Coffee Spoons: measuring your life

T.S. Eliot wrote “I… Have known the evenings, mornings, afternoons, / I have measured out my life with coffee spoons.” (“The Lovesong of J. Alfred Prufrock'”)

What have you used to measure out your life?

For the March/April 2015 submissions for The Blog Project. The topic was Coffee Spoons: What have you used to measure out your life?


Virginia Small

Contemplating time. My
Odometer running. My
Forward momentum. My
Futility of ruminations. My
Emerging into brighter paths. My
Ever changing realities. My

Surrender into age with grace. My
Preparation for the next step. My
Obligation to no one but myself. My
Odyssey continuing. My
Nightly gratitudes.
Symbolize my measure of life.


Measuring out my life in Books: Ruthy Wexler

When I was 23, I lost two friends, and it was all because I was reading.

My young husband and I were on vacation with our good pals, Diane and Jim. I was right in the middle of Doris Lessing’s Martha Quest and it was so vividly real and fantastically interesting, I just couldn’t believe my luck. One morning, Jim blurted out, “What’s so important in that big, thick book? Is it more interesting than us?” After my initial confusion (Why is he interrupting me? Should I lie and say they were more interesting?), I bent my head to just finish that paragraph—and then I was lost again.

Things were never the same between us.

And that was okay. Because for a long time in my life, people didn’t make as much sense as books did. Mention a book, and a time of my life comes alive, because the book I read then was often more real than anything else. The other day, I saw that All God’s Children Got Wings, a play by Eugene O’Neill, was being revived—and I was swept back to the summer I decided to read all of O’Neill’s plays. I was 17, and theoretically, a counselor at a day camp. But who I really was that summer was an ardent audience member in a darkened theater, my heart expanding with the exquisite, sad knowledge of how regret can shape a life.

Anne of Green Gables? I read it in third grade, absorbing the affectionate friendship between Anne and Diana, and resolving to someday speak from my heart to a “kindred spirit.” Kipling’s The Jungle Book? I’m catapulted back in time to a spring morning, 1954, sitting in the front row of Mr. Redkopf’s fourth grade classroom. I may have been sitting quietly but my insides were thrilling with excitement: I’d just met Mowgli, the boy who lives with wolves and Rikki Tikki Tavi the mongoose who saved a family. (In Hawaii on vacation last month, the tour guide showed us a park where mongooses lived. My heart leapt up to finally see one!)

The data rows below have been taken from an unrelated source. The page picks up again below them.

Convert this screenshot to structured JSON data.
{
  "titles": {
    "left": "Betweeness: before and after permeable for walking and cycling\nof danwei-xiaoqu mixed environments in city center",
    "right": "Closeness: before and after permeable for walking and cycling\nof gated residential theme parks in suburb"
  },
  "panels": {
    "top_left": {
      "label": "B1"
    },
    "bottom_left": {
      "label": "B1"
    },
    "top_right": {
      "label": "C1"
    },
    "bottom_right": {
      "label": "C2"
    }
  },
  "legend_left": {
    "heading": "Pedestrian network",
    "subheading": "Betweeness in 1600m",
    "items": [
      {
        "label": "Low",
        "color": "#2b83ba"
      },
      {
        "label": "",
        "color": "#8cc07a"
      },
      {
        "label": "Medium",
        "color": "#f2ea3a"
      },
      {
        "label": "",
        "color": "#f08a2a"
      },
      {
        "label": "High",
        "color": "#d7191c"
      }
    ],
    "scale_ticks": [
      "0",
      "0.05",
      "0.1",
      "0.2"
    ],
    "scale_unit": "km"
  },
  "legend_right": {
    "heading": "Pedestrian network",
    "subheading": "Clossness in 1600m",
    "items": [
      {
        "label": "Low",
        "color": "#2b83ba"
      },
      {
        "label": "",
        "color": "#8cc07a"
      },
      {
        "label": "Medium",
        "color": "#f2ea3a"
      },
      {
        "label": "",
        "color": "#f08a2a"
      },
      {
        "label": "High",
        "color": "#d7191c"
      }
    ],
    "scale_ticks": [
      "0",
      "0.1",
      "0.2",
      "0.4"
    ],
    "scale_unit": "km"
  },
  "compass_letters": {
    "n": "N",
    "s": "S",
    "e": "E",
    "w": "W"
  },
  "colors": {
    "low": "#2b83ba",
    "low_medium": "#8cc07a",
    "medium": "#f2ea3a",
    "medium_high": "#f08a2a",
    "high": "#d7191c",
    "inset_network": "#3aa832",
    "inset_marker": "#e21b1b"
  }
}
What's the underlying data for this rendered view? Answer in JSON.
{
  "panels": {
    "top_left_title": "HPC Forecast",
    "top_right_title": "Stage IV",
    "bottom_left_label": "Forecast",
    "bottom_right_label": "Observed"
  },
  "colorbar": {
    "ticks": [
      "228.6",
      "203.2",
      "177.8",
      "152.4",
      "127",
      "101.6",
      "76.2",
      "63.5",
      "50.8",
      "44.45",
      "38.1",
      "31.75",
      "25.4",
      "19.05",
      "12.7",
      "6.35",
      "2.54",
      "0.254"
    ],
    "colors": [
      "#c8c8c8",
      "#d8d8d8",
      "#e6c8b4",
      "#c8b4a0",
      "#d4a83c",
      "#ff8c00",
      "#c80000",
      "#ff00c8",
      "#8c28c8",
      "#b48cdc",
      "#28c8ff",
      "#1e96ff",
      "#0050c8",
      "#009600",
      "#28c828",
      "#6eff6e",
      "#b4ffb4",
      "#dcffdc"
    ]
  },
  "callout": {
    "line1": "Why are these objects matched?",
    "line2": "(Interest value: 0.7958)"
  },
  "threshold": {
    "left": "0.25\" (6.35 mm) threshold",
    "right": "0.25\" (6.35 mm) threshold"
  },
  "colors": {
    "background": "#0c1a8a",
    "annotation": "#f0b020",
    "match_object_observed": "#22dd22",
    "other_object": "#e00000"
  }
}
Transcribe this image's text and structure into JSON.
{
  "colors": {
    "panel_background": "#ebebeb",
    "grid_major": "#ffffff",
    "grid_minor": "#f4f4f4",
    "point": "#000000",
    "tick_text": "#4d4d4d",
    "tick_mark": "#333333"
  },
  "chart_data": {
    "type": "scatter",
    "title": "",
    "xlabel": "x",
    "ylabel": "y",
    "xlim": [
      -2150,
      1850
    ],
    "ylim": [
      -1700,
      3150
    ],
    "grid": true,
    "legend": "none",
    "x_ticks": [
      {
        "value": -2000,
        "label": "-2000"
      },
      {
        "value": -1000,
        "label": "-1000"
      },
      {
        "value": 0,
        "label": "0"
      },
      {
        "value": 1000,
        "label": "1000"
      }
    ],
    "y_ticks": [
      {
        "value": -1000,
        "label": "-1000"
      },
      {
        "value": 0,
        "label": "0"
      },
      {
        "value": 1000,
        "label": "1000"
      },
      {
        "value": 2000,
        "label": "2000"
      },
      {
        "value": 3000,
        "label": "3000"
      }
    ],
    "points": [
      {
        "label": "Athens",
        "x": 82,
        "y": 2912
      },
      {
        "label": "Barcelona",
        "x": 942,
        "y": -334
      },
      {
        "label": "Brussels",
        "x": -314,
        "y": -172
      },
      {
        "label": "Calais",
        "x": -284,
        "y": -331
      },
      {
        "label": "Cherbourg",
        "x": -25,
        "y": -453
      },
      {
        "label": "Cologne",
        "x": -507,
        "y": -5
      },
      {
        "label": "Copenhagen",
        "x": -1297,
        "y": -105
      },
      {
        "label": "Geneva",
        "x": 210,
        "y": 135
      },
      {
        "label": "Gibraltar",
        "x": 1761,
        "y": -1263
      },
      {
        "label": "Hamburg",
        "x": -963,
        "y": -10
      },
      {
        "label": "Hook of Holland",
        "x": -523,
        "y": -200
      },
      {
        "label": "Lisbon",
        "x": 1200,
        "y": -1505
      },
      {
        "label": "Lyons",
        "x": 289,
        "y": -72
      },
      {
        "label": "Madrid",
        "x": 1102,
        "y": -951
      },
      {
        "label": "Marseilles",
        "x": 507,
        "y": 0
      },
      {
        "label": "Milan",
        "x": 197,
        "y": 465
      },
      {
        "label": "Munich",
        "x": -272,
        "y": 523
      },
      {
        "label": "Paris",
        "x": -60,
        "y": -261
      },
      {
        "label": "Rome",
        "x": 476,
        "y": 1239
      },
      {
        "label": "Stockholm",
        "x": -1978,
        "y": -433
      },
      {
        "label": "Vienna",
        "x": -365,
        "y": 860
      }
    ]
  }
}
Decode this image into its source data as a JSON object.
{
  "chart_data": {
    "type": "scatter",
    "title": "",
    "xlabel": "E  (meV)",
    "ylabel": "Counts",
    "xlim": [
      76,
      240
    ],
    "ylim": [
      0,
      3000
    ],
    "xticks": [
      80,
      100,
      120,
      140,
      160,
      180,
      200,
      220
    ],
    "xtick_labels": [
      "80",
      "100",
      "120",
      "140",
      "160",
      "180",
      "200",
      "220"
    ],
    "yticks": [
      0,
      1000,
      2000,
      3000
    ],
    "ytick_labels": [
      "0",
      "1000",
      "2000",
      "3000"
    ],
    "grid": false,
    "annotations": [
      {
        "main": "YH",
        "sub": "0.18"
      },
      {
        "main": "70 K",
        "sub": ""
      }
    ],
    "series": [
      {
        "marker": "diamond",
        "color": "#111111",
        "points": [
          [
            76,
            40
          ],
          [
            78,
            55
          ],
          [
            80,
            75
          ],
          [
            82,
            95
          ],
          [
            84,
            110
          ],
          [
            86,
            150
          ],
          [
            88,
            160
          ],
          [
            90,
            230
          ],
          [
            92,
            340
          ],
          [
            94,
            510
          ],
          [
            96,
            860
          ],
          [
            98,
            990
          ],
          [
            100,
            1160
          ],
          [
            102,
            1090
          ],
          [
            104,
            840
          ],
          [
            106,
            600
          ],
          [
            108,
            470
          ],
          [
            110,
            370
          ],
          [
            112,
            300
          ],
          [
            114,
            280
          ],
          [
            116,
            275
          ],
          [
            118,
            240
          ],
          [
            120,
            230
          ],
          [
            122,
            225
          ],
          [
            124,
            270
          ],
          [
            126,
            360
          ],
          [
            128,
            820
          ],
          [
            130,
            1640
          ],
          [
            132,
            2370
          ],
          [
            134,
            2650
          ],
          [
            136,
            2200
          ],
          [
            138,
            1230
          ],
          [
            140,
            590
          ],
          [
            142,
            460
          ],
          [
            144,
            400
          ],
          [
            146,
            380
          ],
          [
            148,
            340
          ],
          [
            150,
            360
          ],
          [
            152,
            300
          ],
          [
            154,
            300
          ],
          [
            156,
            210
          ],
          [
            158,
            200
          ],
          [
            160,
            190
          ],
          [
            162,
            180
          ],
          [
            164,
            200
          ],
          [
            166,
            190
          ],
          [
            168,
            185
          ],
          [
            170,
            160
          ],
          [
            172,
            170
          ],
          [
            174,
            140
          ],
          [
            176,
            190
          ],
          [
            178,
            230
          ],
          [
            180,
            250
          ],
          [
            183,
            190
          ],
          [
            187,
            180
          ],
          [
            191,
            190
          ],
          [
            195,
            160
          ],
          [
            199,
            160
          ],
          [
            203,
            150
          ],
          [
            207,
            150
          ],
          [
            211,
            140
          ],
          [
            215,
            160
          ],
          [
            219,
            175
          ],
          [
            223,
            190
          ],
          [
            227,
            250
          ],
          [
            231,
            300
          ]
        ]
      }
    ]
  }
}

I loved watching the creatures burrow and pop up again., but the book’s depiction of mongoose character was far more interesting. And who’s to say? I trusted these wonderful writers who imbued the natural world, and history—and life’s conflicts—with wonder and wisdom, which I was happy to pocket, and savor.

One of my favorite books of all time is One Hundred Dresses, by Eleanor Estes. It’s a children’s story, about a girl who wears the same faded dress to school every day. The other girls tease Wanda, especially when she insists she has “one hundred dresses” in her closet at home. The plot twists and turns and educates. I read it in second grade but re-read it in sixth, when a sad little girl in my class was bullied by the most “popular” girls. I refused to join in the teasing – but it wasn’t my family, busy arguing and jockeying for power, who gave me that value. It was a book: One Hundred Dresses.

The other day, I met with a new friend, a philosophy professor at CU. What was she doing lately, I asked, and the answer was, she’d gotten a grant to write a paper on Eleanor Estes. My heart leapt up.

“Eleanor Estes?”

“Yes, she wrote the Moffat books, and One Hundred Dresses…”

Suddenly, we were talking a mile a minute, sharing remembered details from that beloved book. I realized I was talking to a true kindred spirit. Our lunch spilled to almost three hours and we warmly made plans to meet again soon.

It wasn’t a bad way to go, all things considered, to measure out my life with books. With some special people, books were not an obstacle, but a shortcut—to a friendship of the heart.